1. Field of the Invention
The present invention relates to magnetostrictive load sensors for electromagnetically detecting a load through the magnetostrictive effect.
2. Description of the Background Art
Magnetostrictive load sensors have conventionally been developed as sensors for detecting a load. A magnetostrictive load sensor detects a load by converting a change in the magnetic properties of a member to which the load is applied into a change in voltage, and outputting the change in voltage (refer to, e.g., JP 2003-57128).
A magnetostrictive load sensor according to JP 2003-57128 includes a sheet metal case, a detecting rod of a magnetic material, and a coil that is wound around a bobbin.
The case includes an upper case having an approximate bell shape and a receiving case having an approximate disk shape. The upper case is provided with an opening through an upper end, and also provided with a case flange extending around a lower end. An outer periphery of the receiving case is provided with four cut and raised portions at equal distances.
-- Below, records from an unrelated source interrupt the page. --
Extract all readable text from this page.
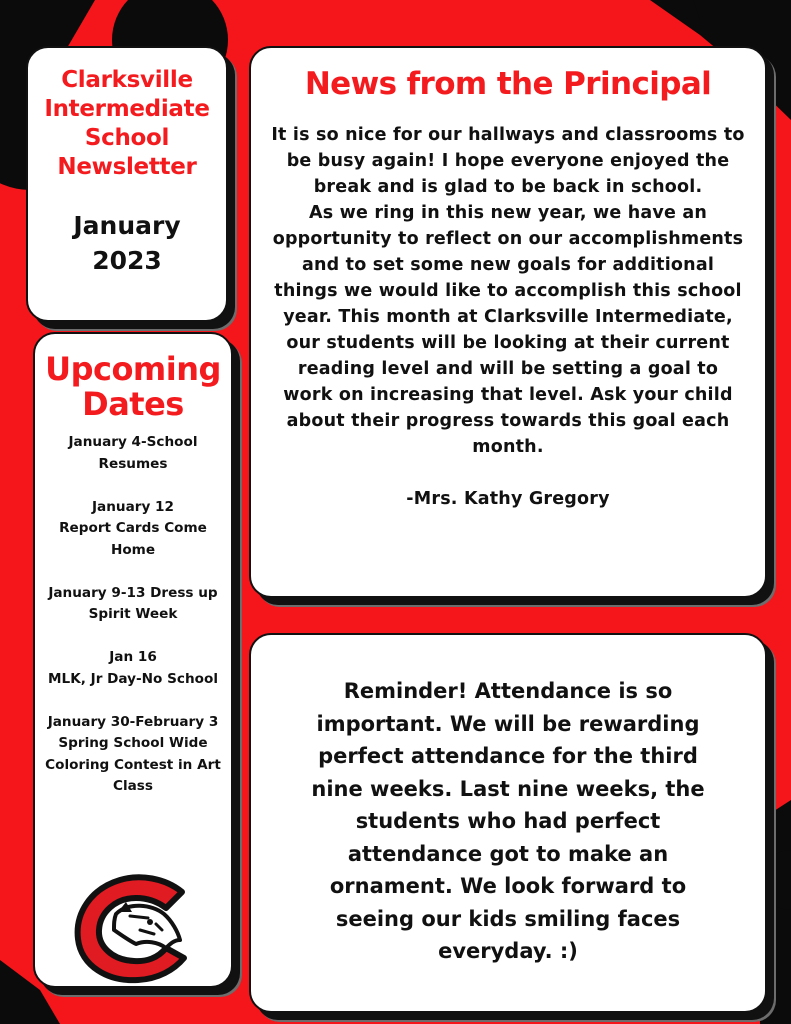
Clarksville
Intermediate
School
Newsletter
January
2023
Upcoming
Dates
January 4-School
Resumes
January 12
Report Cards Come
Home
January 9-13 Dress up
Spirit Week
Jan 16
MLK, Jr Day-No School
January 30-February 3
Spring School Wide
Coloring Contest in Art
Class
News from the Principal

It is so nice for our hallways and classrooms to be busy again! I hope everyone enjoyed the break and is glad to be back in school.

As we ring in this new year, we have an opportunity to reflect on our accomplishments and to set some new goals for additional things we would like to accomplish this school year. This month at Clarksville Intermediate, our students will be looking at their current reading level and will be setting a goal to work on increasing that level. Ask your child about their progress towards this goal each month.

-Mrs. Kathy Gregory

Reminder! Attendance is so important. We will be rewarding perfect attendance for the third nine weeks. Last nine weeks, the students who had perfect attendance got to make an ornament. We look forward to seeing our kids smiling faces everyday. :)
The detecting rod has a bar-shaped portion that extends in the vertical direction, and a rod flange that is formed around a lower end. The bar-shaped portion and the rod flange are integral with each other. A central portion of the bobbin that is wound with the coil is provided with a through hole that extends vertically along the axial center of the coil.
A method of manufacturing this magnetostrictive load sensor includes inserting the detecting rod into the through hole in the bobbin, arranging the rod flange of the detecting rod at a predetermined position (approximate center) of the receiving case, and covering the receiving case with the upper case. The case flange of the upper case thus comes in contact with the outer periphery of the receiving case. The upper end of the bar-shaped portion of the detecting rod projects upwardly through the opening of the upper end of the upper case.
In this state, the four cut and raised portions of the receiving case are bent onto the case flange of the upper case and caulked. In this way, the receiving case and the upper case are secured to each other.
The lower end of the upper case is provided with a notch. A cylindrical cover is formed at this notch which extends a predetermined length in a side direction of the case.
An outlet of a lead wire pulled from the coil inside the case is extended outside the case through the inside of the cover, in order to prevent a reduction in magnetic resistance and external disturbances. The lead wire outlet is thus shielded with the cover, and prevented from breakage and damage.
A magnetic switch for a starter according to JP 2002-313205 also adopts such a structure in which a lead wire that is pulled from a coil inside a case extends outside the case. In the magnetic switch for a starter, a terminal that is connected to the lead wire of an exciting coil is extended outside a switch case through the inside of a molded cover, which is connected so as to extend in a predetermined direction from the switch case.
In the aforementioned conventional magnetostrictive load sensor, the detecting rod is magnetized by flow of a current through the coil. In this state, application of a load to the upper end of the detecting rod causes deformation of the detecting rod and a change in the magnetic properties.
The change in the magnetic properties of the detecting rod subsequently appears as a change in the voltage generated across the coil. This enables a detection of the load that is applied to the detecting rod based on the change in the voltage across the coil.
In such magnetostrictive load sensors, a shift in the positions of a detecting rod and a coil inside a case causes variations in the sensitivities of the magnetostrictive load sensors. This reduces accuracy of load detection by the magnetostrictive load sensors, and reduces the reliability. Therefore, the detecting rod and the coil have to be positioned accurately inside the case.
However, there is a possibility that the rod flange is shifted from the predetermined position on the receiving case when the cut and raised portions are bent and caulked with the rod flange being arranged on the predetermined position of the receiving case.
The operation of securing the receiving case and the upper case by caulking, with care so as not to cause the rod flange to shift from its position, is very difficult and requires much skill. This makes the mass-production of magnetostrictive load sensors difficult.
Further, since the cover body for allowing the lead wire of the coil to extend outside the case has a longitudinal shape, it is difficult to reduce the size of a magnetostrictive load sensor.